49. The interior joy we feel when we have done a good deed is the nourishment the soul requires.

50. Everyone must work to live, but the purpose of life is to serve and to show compassion and the will to help others. Only then have we ourselves become true human beings.

51. There are only three ways to teach a child. The first is by example, the second is by example, the third is by example.

52. Man has the lost the capacity to foresee and to forestall. He will end up destroying the earth.

53. The Full Measure of a man is not to be found in the man himself, but in the colors and textures that come alive in others because of him.

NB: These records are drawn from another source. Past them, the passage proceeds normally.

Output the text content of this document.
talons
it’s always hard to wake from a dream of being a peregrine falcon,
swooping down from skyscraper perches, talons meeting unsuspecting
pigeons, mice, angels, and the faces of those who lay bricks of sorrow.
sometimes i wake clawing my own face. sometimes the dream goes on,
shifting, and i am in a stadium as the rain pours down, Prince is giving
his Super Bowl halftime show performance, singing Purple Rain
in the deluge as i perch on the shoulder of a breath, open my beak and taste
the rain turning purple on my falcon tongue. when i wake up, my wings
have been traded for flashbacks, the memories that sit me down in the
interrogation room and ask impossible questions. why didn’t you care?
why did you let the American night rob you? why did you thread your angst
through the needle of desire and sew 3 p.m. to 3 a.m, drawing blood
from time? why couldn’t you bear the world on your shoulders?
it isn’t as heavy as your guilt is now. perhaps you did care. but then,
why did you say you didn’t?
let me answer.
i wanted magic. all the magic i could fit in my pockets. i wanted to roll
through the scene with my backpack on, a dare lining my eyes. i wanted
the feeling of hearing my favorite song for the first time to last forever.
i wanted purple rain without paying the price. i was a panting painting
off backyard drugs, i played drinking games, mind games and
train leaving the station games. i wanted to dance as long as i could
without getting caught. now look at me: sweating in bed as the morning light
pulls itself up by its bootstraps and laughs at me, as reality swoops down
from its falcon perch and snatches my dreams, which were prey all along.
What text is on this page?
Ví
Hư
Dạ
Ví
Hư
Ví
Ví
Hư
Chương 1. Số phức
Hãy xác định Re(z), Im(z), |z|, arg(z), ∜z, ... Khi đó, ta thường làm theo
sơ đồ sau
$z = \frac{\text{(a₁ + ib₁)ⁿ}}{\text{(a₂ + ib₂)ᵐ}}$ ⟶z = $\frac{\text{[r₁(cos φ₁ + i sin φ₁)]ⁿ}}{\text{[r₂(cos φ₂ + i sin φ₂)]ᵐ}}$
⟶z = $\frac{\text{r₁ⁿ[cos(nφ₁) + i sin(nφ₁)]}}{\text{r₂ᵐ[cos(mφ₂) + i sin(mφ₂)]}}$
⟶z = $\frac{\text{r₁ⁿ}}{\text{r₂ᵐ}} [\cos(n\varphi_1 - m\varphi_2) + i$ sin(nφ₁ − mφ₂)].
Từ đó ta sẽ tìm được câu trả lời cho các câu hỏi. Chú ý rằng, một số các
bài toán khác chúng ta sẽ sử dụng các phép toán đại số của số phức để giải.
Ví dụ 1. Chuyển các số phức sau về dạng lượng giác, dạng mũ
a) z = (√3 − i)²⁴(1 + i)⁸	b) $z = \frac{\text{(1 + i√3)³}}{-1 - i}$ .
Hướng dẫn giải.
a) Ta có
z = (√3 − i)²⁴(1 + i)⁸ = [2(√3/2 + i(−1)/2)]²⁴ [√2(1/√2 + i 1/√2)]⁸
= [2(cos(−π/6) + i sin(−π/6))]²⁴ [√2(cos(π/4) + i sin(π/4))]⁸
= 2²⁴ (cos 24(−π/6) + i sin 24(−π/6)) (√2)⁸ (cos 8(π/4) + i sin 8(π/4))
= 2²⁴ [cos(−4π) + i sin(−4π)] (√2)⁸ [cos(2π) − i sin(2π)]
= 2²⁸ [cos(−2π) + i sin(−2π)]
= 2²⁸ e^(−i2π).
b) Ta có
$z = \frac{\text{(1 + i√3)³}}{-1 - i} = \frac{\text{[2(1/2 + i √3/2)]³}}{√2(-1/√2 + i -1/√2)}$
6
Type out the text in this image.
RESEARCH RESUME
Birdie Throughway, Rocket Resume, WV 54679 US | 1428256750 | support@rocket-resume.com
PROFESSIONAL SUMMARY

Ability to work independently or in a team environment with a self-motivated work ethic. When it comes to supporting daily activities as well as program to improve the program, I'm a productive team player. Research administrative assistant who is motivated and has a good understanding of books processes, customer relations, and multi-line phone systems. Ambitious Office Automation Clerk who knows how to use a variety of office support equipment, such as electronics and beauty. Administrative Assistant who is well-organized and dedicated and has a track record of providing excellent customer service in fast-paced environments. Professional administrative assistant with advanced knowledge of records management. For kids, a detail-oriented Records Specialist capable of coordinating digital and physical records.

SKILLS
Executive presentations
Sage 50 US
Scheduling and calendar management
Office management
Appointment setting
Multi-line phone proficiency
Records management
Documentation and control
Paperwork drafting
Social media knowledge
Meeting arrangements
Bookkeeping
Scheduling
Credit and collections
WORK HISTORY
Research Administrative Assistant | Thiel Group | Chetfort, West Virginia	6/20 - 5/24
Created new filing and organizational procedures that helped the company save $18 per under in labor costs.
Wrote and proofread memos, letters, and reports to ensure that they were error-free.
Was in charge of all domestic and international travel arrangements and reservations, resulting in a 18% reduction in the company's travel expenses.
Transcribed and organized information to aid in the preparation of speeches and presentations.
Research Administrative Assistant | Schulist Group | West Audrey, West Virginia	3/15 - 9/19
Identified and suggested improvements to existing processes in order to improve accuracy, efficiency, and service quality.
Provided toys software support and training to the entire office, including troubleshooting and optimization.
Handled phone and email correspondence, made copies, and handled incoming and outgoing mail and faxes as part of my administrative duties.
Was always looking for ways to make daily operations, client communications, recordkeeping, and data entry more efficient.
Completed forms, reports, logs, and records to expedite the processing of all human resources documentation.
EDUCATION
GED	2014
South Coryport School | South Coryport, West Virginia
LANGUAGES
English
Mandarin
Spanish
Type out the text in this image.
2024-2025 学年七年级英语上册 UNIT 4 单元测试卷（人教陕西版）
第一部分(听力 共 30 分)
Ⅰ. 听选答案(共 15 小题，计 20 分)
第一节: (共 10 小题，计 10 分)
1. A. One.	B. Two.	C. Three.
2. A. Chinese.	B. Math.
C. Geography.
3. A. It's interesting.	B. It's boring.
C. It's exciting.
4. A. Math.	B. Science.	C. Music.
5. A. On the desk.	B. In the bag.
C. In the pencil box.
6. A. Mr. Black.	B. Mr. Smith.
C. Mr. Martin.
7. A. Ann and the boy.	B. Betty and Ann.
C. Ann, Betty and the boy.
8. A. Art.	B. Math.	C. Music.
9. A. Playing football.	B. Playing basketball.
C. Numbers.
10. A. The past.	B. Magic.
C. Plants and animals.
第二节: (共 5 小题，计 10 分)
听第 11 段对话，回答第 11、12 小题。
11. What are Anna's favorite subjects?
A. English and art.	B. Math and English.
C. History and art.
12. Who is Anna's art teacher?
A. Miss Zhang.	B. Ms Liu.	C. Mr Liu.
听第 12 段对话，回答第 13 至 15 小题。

54. But merely accepting authoritarian truth, even if that truth has some virtue, does not bring skepticism to an end. To blindly accept a truth one has never reflected upon retards the advance of reason. Our world rots in deceit. . . . Just as a tree bears the same fruit year after year and at the same time fruit that is new each year, so must all permanently valuable ideas be continually created anew in thought. But our age pretends to make a sterile tree bear fruit by tying fruits of truth onto its branches.

55. As soon as man does not take his existence for granted, but beholds it as something unfathomably mysterious, thought begins.

56. You must give time to your fellow men — even if it’s a little thing, do something for others — something for which you get no pay but the privilege of doing it.

57. Die Liebe stirbt meistens and den kleinen Fehlern, die man am Anfang so entzückend findet.

58. As we acquire knowledge, things do not become more comprehensible, but more mysterious.

59. Every patient carries her or his own doctor inside.

60. Man must cease attributing his problems to his environment, and learn again to exercise his will – his personal responsibility in the realm of faith and morals.